Diane Penny wrote: "Oh Val - I loved your 'poor feeble female brains' comment!!"

I loved that comment also and and also thought this book lightweight and non-memorable but enjoyable. I listened to it in the car and it was perfect for that - if you get into heavy traffic and miss something, no matter. you really haven't missed anything.

message 23: by Jayme (last edited Mar 02, 2015 04:10AM) (new) - rated it 4 stars

Jayme I am officially 4 months behind in our group reads :) I just finished this book and I really enjoyed it. I do agree that it doesn't seem to be like other Bailey's/Orange Prize selections, but is that bad? Where does it say that a prize contender has to be an uncomfortable depressing book? I needed a lighter topic after being bogged down with some torturously sad books lately and this book was perfect.

message 24: by Penny (last edited Mar 06, 2015 12:58PM) (new)

Penny | 680 comments Mod
Jayme wrote: "I am officially 4 months behind in our group reads :) I just finished this book and I really enjoyed it. I do agree that it doesn't seem to be like other Bailey's/Orange Prize selections, but is th..."
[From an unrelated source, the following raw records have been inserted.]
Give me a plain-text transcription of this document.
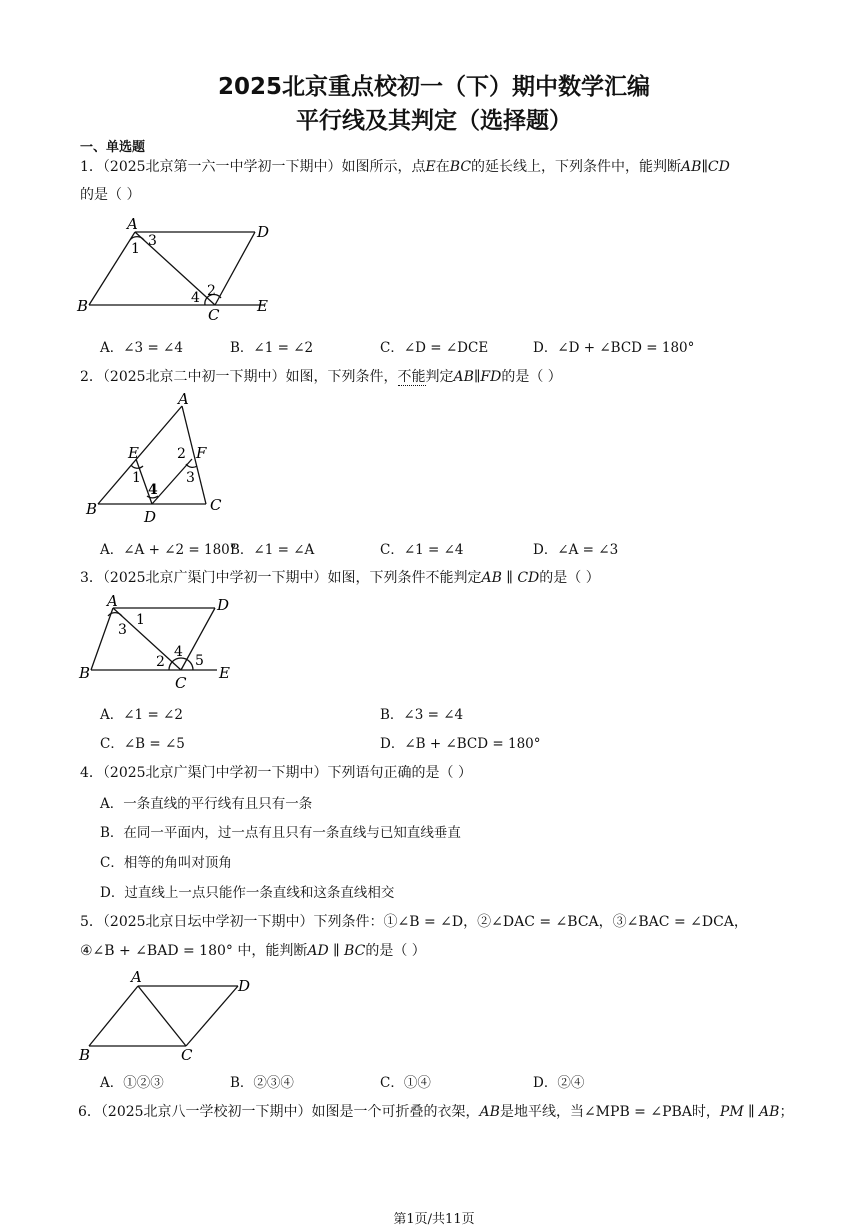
2025北京重点校初一（下）期中数学汇编
平行线及其判定（选择题）
一、单选题
1．（2025北京第一六一中学初一下期中）如图所示，点E在BC的延长线上，下列条件中，能判断AB∥CD
的是（ ）
A	D
B	C	E
1 3
2
4
A．∠3 = ∠4	B．∠1 = ∠2	C．∠D = ∠DCE	D．∠D + ∠BCD = 180°
2．（2025北京二中初一下期中）如图，下列条件，不能判定AB∥FD的是（ ）
A
E	F
B	D
C
1
2
3
4
A．∠A + ∠2 = 180°
B．∠1 = ∠A	C．∠1 = ∠4	D．∠A = ∠3
3．（2025北京广渠门中学初一下期中）如图，下列条件不能判定AB ∥ CD的是（ ）
A	D
B
C
E
1
3
2
4
5
A．∠1 = ∠2	B．∠3 = ∠4
C．∠B = ∠5	D．∠B + ∠BCD = 180°
4．（2025北京广渠门中学初一下期中）下列语句正确的是（ ）
A．一条直线的平行线有且只有一条
B．在同一平面内，过一点有且只有一条直线与已知直线垂直
C．相等的角叫对顶角
D．过直线上一点只能作一条直线和这条直线相交
5．（2025北京日坛中学初一下期中）下列条件：①∠B = ∠D，②∠DAC = ∠BCA，③∠BAC = ∠DCA，
④∠B + ∠BAD = 180° 中，能判断AD ∥ BC的是（ ）
A	D
B	C
A．①②③	B．②③④	C．①④	D．②④
6．（2025北京八一学校初一下期中）如图是一个可折叠的衣架，AB是地平线，当∠MPB = ∠PBA时，PM ∥ AB；
第1页/共11页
You make a good point there - does a book have to be immensely heavy, intense and filled with angst to be good?!! I think there have been some great 'light-relief' books that are actually extremely well-written and do 'what they do' remarkably well. For me this book didnt do that though - it didnt hit the mark.
I have thoroughly enjoyed some of Maeve Binchy's books which some would class as light but for me had depth and variety and I can still remember some of them years after reading them. One of her books I had dreams about the characters - how weird is that!!

JenniferD (jooniperd) | 343 comments Jayme wrote: "I am officially 4 months behind in our group reads :) I just finished this book and I really enjoyed it. I do agree that it doesn't seem to be like other Bailey's/Orange Prize selections, but is th..."

it is a good questions, jayme. i think that so long as the writing is strong, i am a happy reader. i don't need all of my reads to be dark, heavy and depressing. (though literature does seem heavily skewed this way. something about happy families and unhappy families, it think. heh!) for me, though, i was disappointed with quindlen's book - i just felt the writing to be weak. so when i complained about it, it wasn't because of the story, necessarily. it was the writing i found 'light'. certainly (for me) when held up to the other nominees, it was a surprise inclusion on the list.